Milano also advises employers to do more than just make sure sexual harassment is addressed outside of the employee handbook. “We also recommend seeking out employment counsel to review policies and procedures on an annual basis,” Milano says. “We have also seen employers use mandatory online anti-harassment training to reinforce their policies.”
Elizabeth Schallop Call, of counsel at Steptoe and Johnson in Phoenix, says claims of harassment and discrimination are highly sensitive, especially from a public relations standpoint. While the bulk of her experience is in conducting internal investigations once a concern is raised, she stresses that it’s critical for employers to be proactive about harassment.
“A lot of the harassment I run into is a lot more subtle, such as unwelcome romantic gestures that aren’t reciprocated,” Call explains. “You might have overly touchy contact by a male colleague or someone who comments on someone’s appearance, for example.”
To help build a better workplace environment, Call instructs employers to take a three-step approach. “First and foremost, it’s important that employers have a clear policy in place regarding acceptable behaviors,” Call says. She suggests companies institute a policy prohibiting bullying across the board, which covers issues of harassment, discrimination and retaliation.
Second, she says employers must go beyond the employee handbook and continually refresh employees on the workplace policy. She even suggests using the stories that continue to make the news as a possible entry point to send out an email reminding employees about the company’s policies. She also advises employers to tailor any anti-harassment training to the particular work environment.
Finally, Call emphasizes how important it is that employers take complaints seriously when they do arise. She says employers should conduct very thorough, objective investigations that result in direct consequences.
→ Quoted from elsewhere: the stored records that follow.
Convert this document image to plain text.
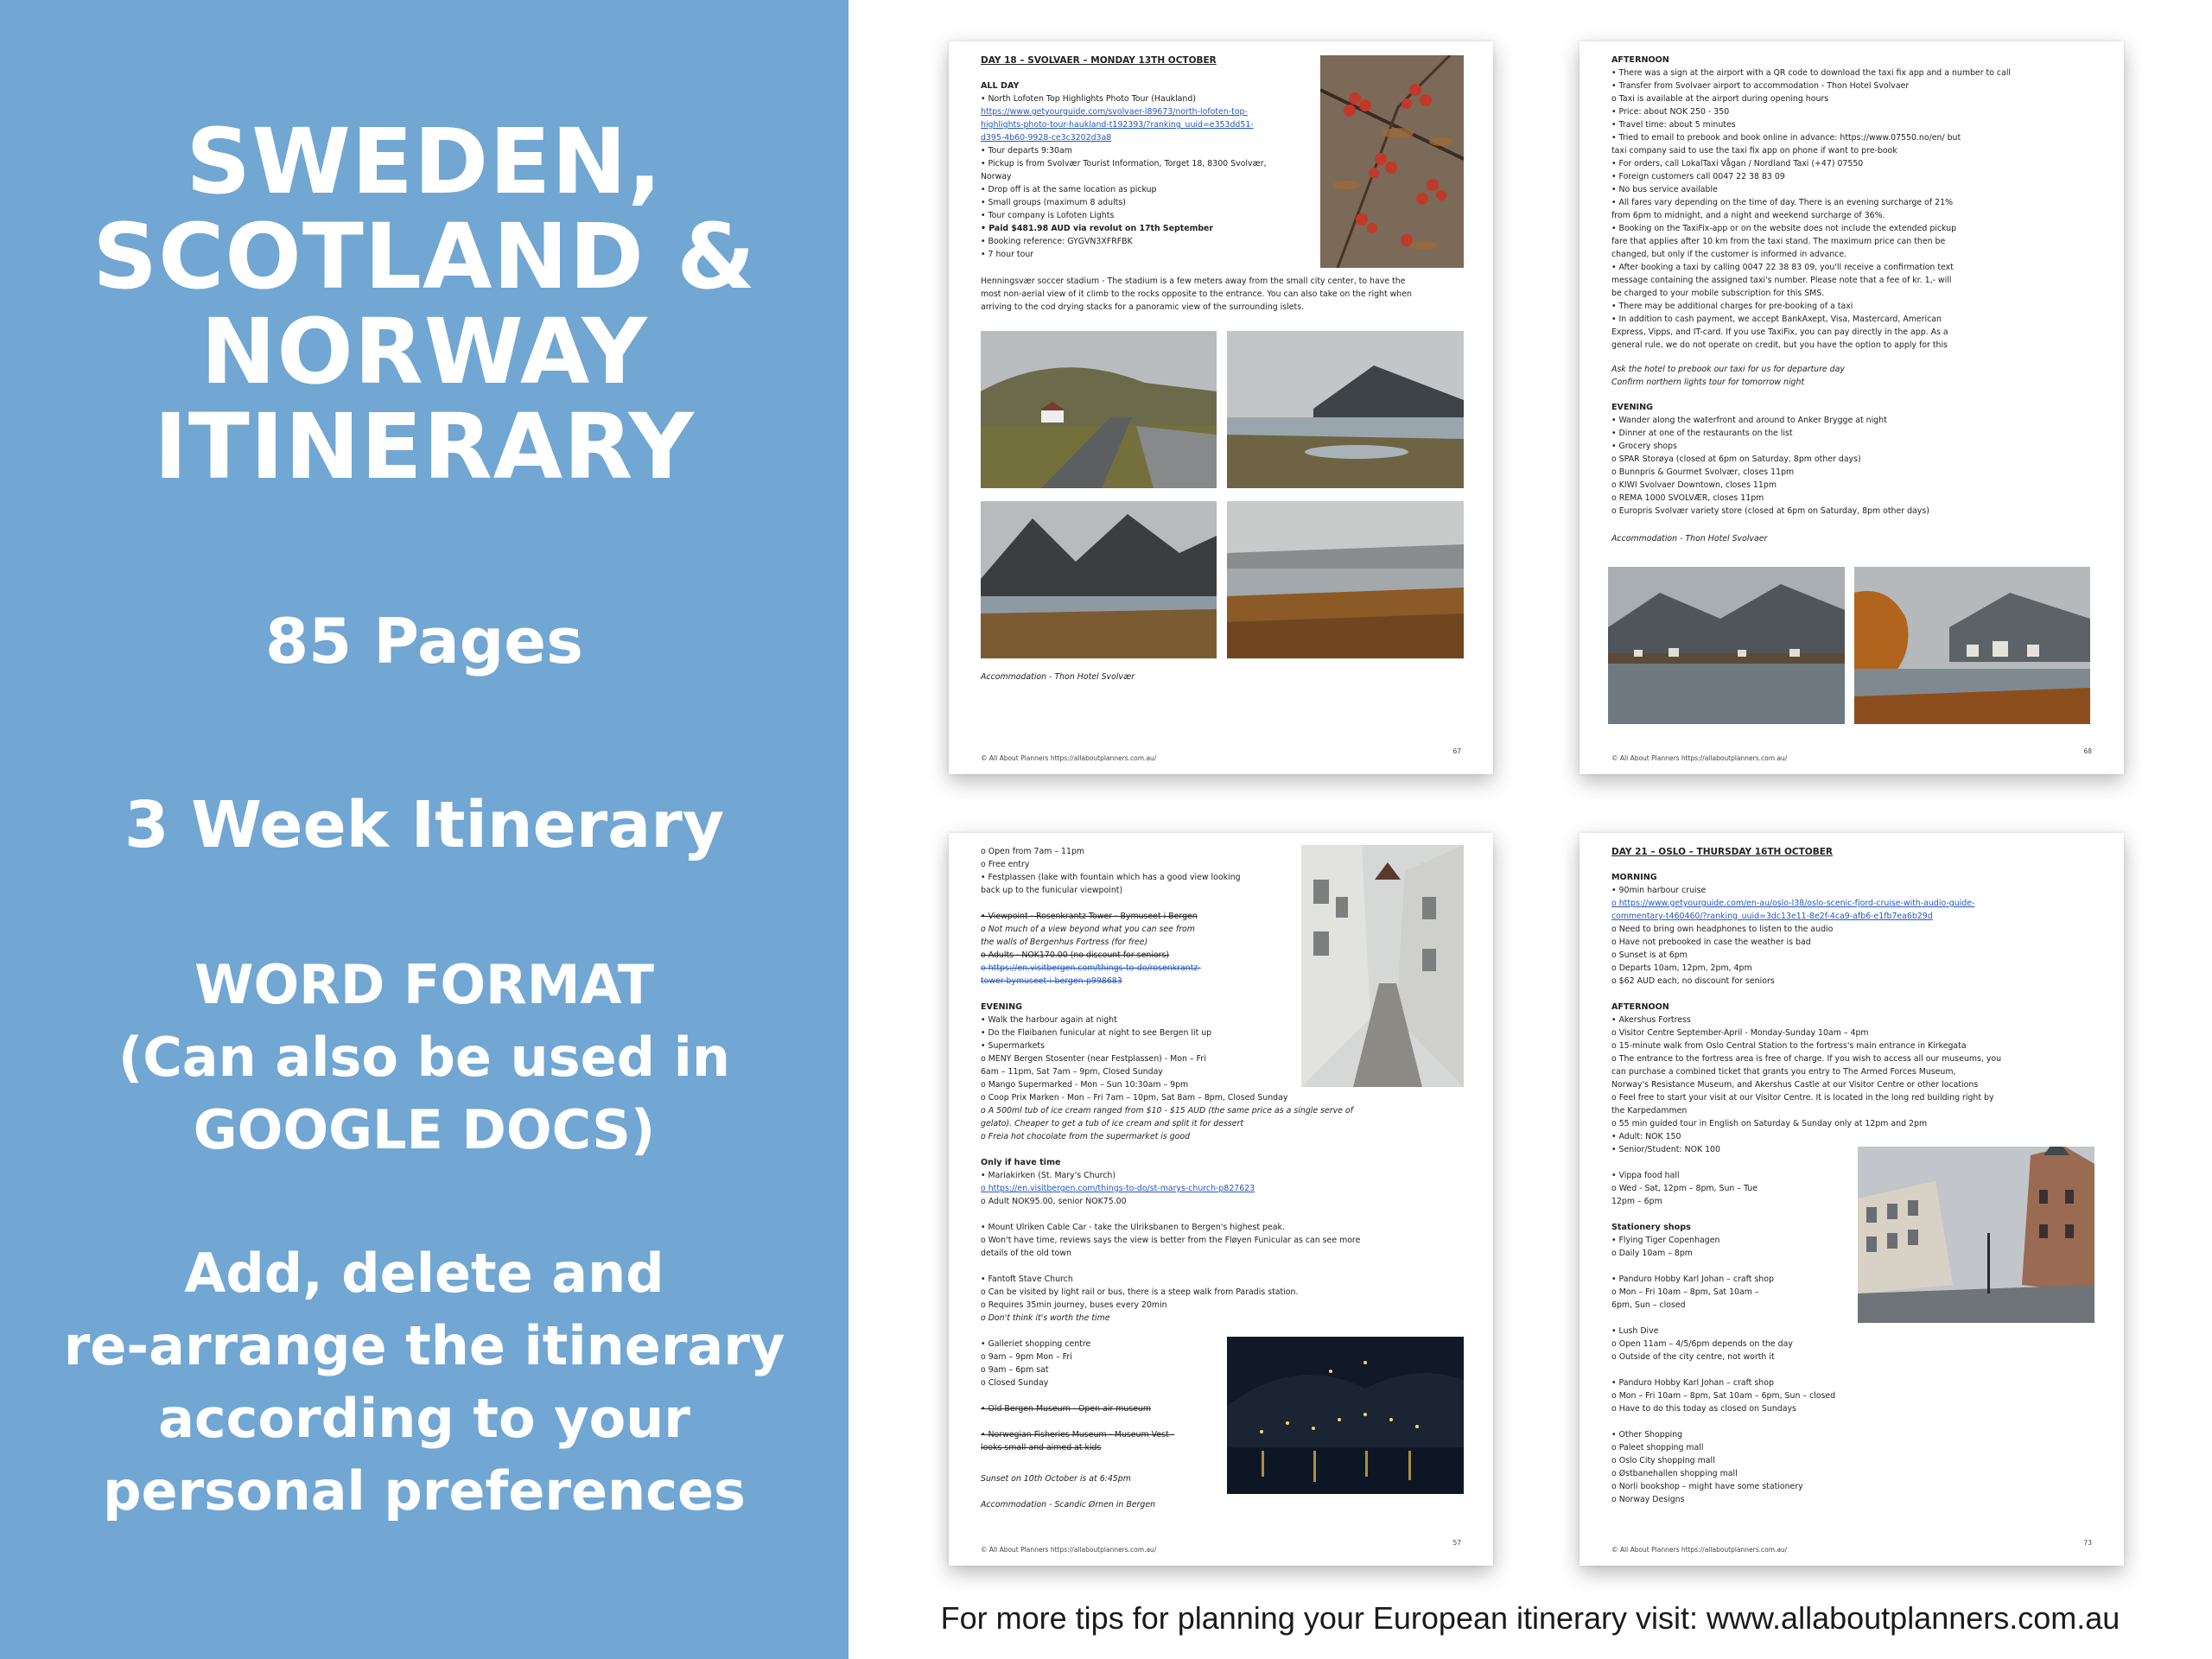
SWEDEN,
SCOTLAND &
NORWAY
ITINERARY
85 Pages
3 Week Itinerary
WORD FORMAT
(Can also be used in
GOOGLE DOCS)
Add, delete and
re-arrange the itinerary
according to your
personal preferences
DAY 18 – SVOLVAER – MONDAY 13TH OCTOBER
ALL DAY
• North Lofoten Top Highlights Photo Tour (Haukland)
https://www.getyourguide.com/svolvaer-l89673/north-lofoten-top-
highlights-photo-tour-haukland-t192393/?ranking_uuid=e353dd51-
d395-4b60-9928-ce3c3202d3a8
• Tour departs 9:30am
• Pickup is from Svolvær Tourist Information, Torget 18, 8300 Svolvær,
Norway
• Drop off is at the same location as pickup
• Small groups (maximum 8 adults)
• Tour company is Lofoten Lights
• Paid $481.98 AUD via revolut on 17th September
• Booking reference: GYGVN3XFRFBK
• 7 hour tour
Henningsvær soccer stadium - The stadium is a few meters away from the small city center, to have the
most non-aerial view of it climb to the rocks opposite to the entrance. You can also take on the right when
arriving to the cod drying stacks for a panoramic view of the surrounding islets.
Accommodation - Thon Hotel Svolvær
© All About Planners https://allaboutplanners.com.au/
67
AFTERNOON
• There was a sign at the airport with a QR code to download the taxi fix app and a number to call
• Transfer from Svolvaer airport to accommodation - Thon Hotel Svolvaer
o Taxi is available at the airport during opening hours
• Price: about NOK 250 - 350
• Travel time: about 5 minutes
• Tried to email to prebook and book online in advance: https://www.07550.no/en/ but
taxi company said to use the taxi fix app on phone if want to pre-book
• For orders, call LokalTaxi Vågan / Nordland Taxi (+47) 07550
• Foreign customers call 0047 22 38 83 09
• No bus service available
• All fares vary depending on the time of day. There is an evening surcharge of 21%
from 6pm to midnight, and a night and weekend surcharge of 36%.
• Booking on the TaxiFix-app or on the website does not include the extended pickup
fare that applies after 10 km from the taxi stand. The maximum price can then be
changed, but only if the customer is informed in advance.
• After booking a taxi by calling 0047 22 38 83 09, you'll receive a confirmation text
message containing the assigned taxi's number. Please note that a fee of kr. 1,- will
be charged to your mobile subscription for this SMS.
• There may be additional charges for pre-booking of a taxi
• In addition to cash payment, we accept BankAxept, Visa, Mastercard, American
Express, Vipps, and IT-card. If you use TaxiFix, you can pay directly in the app. As a
general rule, we do not operate on credit, but you have the option to apply for this
Ask the hotel to prebook our taxi for us for departure day
Confirm northern lights tour for tomorrow night
EVENING
• Wander along the waterfront and around to Anker Brygge at night
• Dinner at one of the restaurants on the list
• Grocery shops
o SPAR Storøya (closed at 6pm on Saturday, 8pm other days)
o Bunnpris & Gourmet Svolvær, closes 11pm
o KIWI Svolvaer Downtown, closes 11pm
o REMA 1000 SVOLVÆR, closes 11pm
o Europris Svolvær variety store (closed at 6pm on Saturday, 8pm other days)
Accommodation - Thon Hotel Svolvaer
© All About Planners https://allaboutplanners.com.au/
68
o Open from 7am – 11pm
o Free entry
• Festplassen (lake with fountain which has a good view looking
back up to the funicular viewpoint)
• Viewpoint - Rosenkrantz Tower - Bymuseet i Bergen
o Not much of a view beyond what you can see from
the walls of Bergenhus Fortress (for free)
o Adults - NOK170.00 (no discount for seniors)
o https://en.visitbergen.com/things-to-do/rosenkrantz-
tower-bymuseet-i-bergen-p998683
EVENING
• Walk the harbour again at night
• Do the Fløibanen funicular at night to see Bergen lit up
• Supermarkets
o MENY Bergen Stosenter (near Festplassen) - Mon – Fri
6am – 11pm, Sat 7am – 9pm, Closed Sunday
o Mango Supermarked - Mon – Sun 10:30am – 9pm
o Coop Prix Marken - Mon – Fri 7am – 10pm, Sat 8am – 8pm, Closed Sunday
o A 500ml tub of ice cream ranged from $10 - $15 AUD (the same price as a single serve of
gelato). Cheaper to get a tub of ice cream and split it for dessert
o Freia hot chocolate from the supermarket is good
Only if have time
• Mariakirken (St. Mary's Church)
o https://en.visitbergen.com/things-to-do/st-marys-church-p827623
o Adult NOK95.00, senior NOK75.00
• Mount Ulriken Cable Car - take the Ulriksbanen to Bergen's highest peak.
o Won't have time, reviews says the view is better from the Fløyen Funicular as can see more
details of the old town
• Fantoft Stave Church
o Can be visited by light rail or bus, there is a steep walk from Paradis station.
o Requires 35min journey, buses every 20min
o Don't think it's worth the time
• Galleriet shopping centre
o 9am – 9pm Mon – Fri
o 9am – 6pm sat
o Closed Sunday
• Old Bergen Museum - Open air museum
• Norwegian Fisheries Museum - Museum Vest -
looks small and aimed at kids
Sunset on 10th October is at 6:45pm
Accommodation - Scandic Ørnen in Bergen
© All About Planners https://allaboutplanners.com.au/
57
DAY 21 – OSLO – THURSDAY 16TH OCTOBER
MORNING
• 90min harbour cruise
o https://www.getyourguide.com/en-au/oslo-l38/oslo-scenic-fjord-cruise-with-audio-guide-
commentary-t460460/?ranking_uuid=3dc13e11-8e2f-4ca9-afb6-e1fb7ea6b29d
o Need to bring own headphones to listen to the audio
o Have not prebooked in case the weather is bad
o Sunset is at 6pm
o Departs 10am, 12pm, 2pm, 4pm
o $62 AUD each, no discount for seniors
AFTERNOON
• Akershus Fortress
o Visitor Centre September-April - Monday-Sunday 10am – 4pm
o 15-minute walk from Oslo Central Station to the fortress's main entrance in Kirkegata
o The entrance to the fortress area is free of charge. If you wish to access all our museums, you
can purchase a combined ticket that grants you entry to The Armed Forces Museum,
Norway's Resistance Museum, and Akershus Castle at our Visitor Centre or other locations
o Feel free to start your visit at our Visitor Centre. It is located in the long red building right by
the Karpedammen
o 55 min guided tour in English on Saturday & Sunday only at 12pm and 2pm
• Adult: NOK 150
• Senior/Student: NOK 100
• Vippa food hall
o Wed - Sat, 12pm – 8pm, Sun – Tue
12pm – 6pm
Stationery shops
• Flying Tiger Copenhagen
o Daily 10am – 8pm
• Panduro Hobby Karl Johan – craft shop
o Mon – Fri 10am – 8pm, Sat 10am –
6pm, Sun – closed
• Lush Dive
o Open 11am – 4/5/6pm depends on the day
o Outside of the city centre, not worth it
• Panduro Hobby Karl Johan – craft shop
o Mon – Fri 10am – 8pm, Sat 10am – 6pm, Sun – closed
o Have to do this today as closed on Sundays
• Other Shopping
o Paleet shopping mall
o Oslo City shopping mall
o Østbanehallen shopping mall
o Norli bookshop – might have some stationery
o Norway Designs
© All About Planners https://allaboutplanners.com.au/
73
For more tips for planning your European itinerary visit: www.allaboutplanners.com.au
This helps protect the employer as well as reinforcing what is acceptable behavior and what is not. Consistency is key, she points out, so the workforce knows there are no protected employees.
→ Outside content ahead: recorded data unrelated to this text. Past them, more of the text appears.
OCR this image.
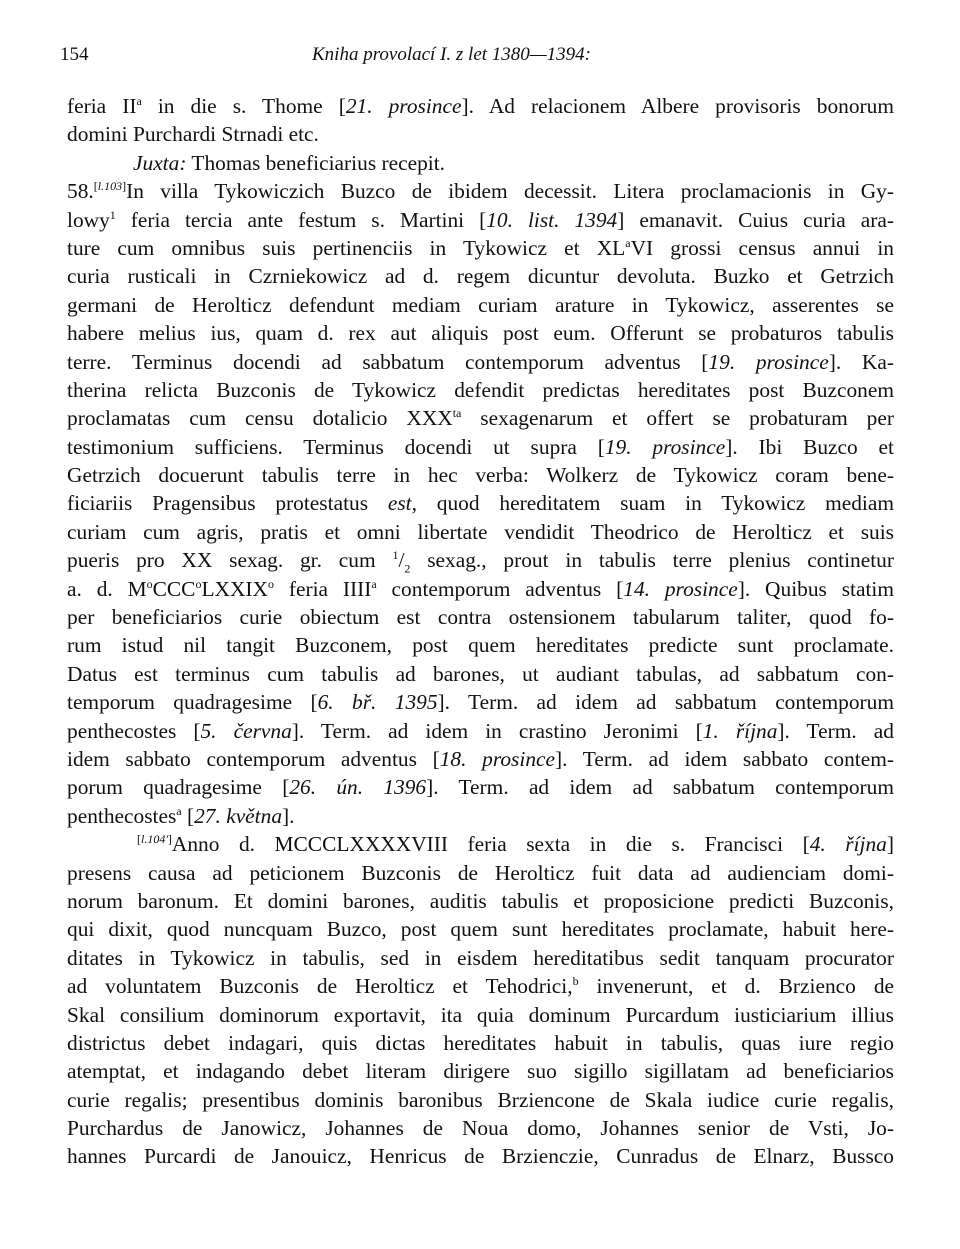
154	Kniha provolací I. z let 1380—1394:
feria $II^a$ in die s. Thome [21. prosince]. Ad relacionem Albere provisoris bonorum
domini Purchardi Strnadi etc.
Juxta: Thomas beneficiarius recepit.
58.[l.103]In villa Tykowiczich Buzco de ibidem decessit. Litera proclamacionis in Gy-
lowy$^1$ feria tercia ante festum s. Martini [10. list. 1394] emanavit. Cuius curia ara-
ture cum omnibus suis pertinenciis in Tykowicz et $XL^aVI$ grossi census annui in
curia rusticali in Czrniekowicz ad d. regem dicuntur devoluta. Buzko et Getrzich
germani de Herolticz defendunt mediam curiam arature in Tykowicz, asserentes se
habere melius ius, quam d. rex aut aliquis post eum. Offerunt se probaturos tabulis
terre. Terminus docendi ad sabbatum contemporum adventus [19. prosince]. Ka-
therina relicta Buzconis de Tykowicz defendit predictas hereditates post Buzconem
proclamatas cum censu dotalicio $XXX^{ta}$ sexagenarum et offert se probaturam per
testimonium sufficiens. Terminus docendi ut supra [19. prosince]. Ibi Buzco et
Getrzich docuerunt tabulis terre in hec verba: Wolkerz de Tykowicz coram bene-
ficiariis Pragensibus protestatus est, quod hereditatem suam in Tykowicz mediam
curiam cum agris, pratis et omni libertate vendidit Theodrico de Herolticz et suis
pueris pro XX sexag. gr. cum $^1/_2$ sexag., prout in tabulis terre plenius continetur
a. d. $M^oCCC^oLXXIX^o$ feria IIII$^a$ contemporum adventus [14. prosince]. Quibus statim
per beneficiarios curie obiectum est contra ostensionem tabularum taliter, quod fo-
rum istud nil tangit Buzconem, post quem hereditates predicte sunt proclamate.
Datus est terminus cum tabulis ad barones, ut audiant tabulas, ad sabbatum con-
temporum quadragesime [6. bř. 1395]. Term. ad idem ad sabbatum contemporum
penthecostes [5. června]. Term. ad idem in crastino Jeronimi [1. října]. Term. ad
idem sabbato contemporum adventus [18. prosince]. Term. ad idem sabbato contem-
porum quadragesime [26. ún. 1396]. Term. ad idem ad sabbatum contemporum
penthecostes$^a$ [27. května].
[l.104']Anno d. MCCCLXXXXVIII feria sexta in die s. Francisci [4. října]
presens causa ad peticionem Buzconis de Herolticz fuit data ad audienciam domi-
norum baronum. Et domini barones, auditis tabulis et proposicione predicti Buzconis,
qui dixit, quod nuncquam Buzco, post quem sunt hereditates proclamate, habuit here-
ditates in Tykowicz in tabulis, sed in eisdem hereditatibus sedit tanquam procurator
ad voluntatem Buzconis de Herolticz et Tehodrici,$^b$ invenerunt, et d. Brzienco de
Skal consilium dominorum exportavit, ita quia dominum Purcardum iusticiarium illius
districtus debet indagari, quis dictas hereditates habuit in tabulis, quas iure regio
atemptat, et indagando debet literam dirigere suo sigillo sigillatam ad beneficiarios
curie regalis; presentibus dominis baronibus Brziencone de Skala iudice curie regalis,
Purchardus de Janowicz, Johannes de Noua domo, Johannes senior de Vsti, Jo-
hannes Purcardi de Janouicz, Henricus de Brzienczie, Cunradus de Elnarz, Bussco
Publisher Condé Nast has perhaps shown employers one way forward. The New York-based publishing giant announced it would stop working with a pair of photographers who’d been accused of sexual misconduct.
The announcement follows months of work on a new code of conduct that began after the Weinstein story broke.
The new guidelines, spearheaded by editorial director Anna Wintour, forbid the use of underage models and alcohol at photo shoots and advise against models being left alone with photographers, makeup artists or any other on-set staff.
Experts also suggest employers take preventive measures not only because it’s the right thing to do but also because it will result in cheaper EPLI policy premiums. To reduce exposure, they suggest:
- Establishing uniform hiring procedures that include detailed job descriptions
- Publishing the company’s policies everywhere—online, in the lunchroom and in the employee handbook
- Ensuring there is a clear and open channel for employees to file complaints
- Fostering a corporate culture that leaves no room for discrimination or harassment
- Documenting everything with a comprehensive recordkeeping system.
First and foremost, it’s important that employers have a clear policy in place regarding acceptable behaviors.Tweet
The process of maintaining a harassment-free workplace is never-ending, experts say, and training is the foundation of a solid program.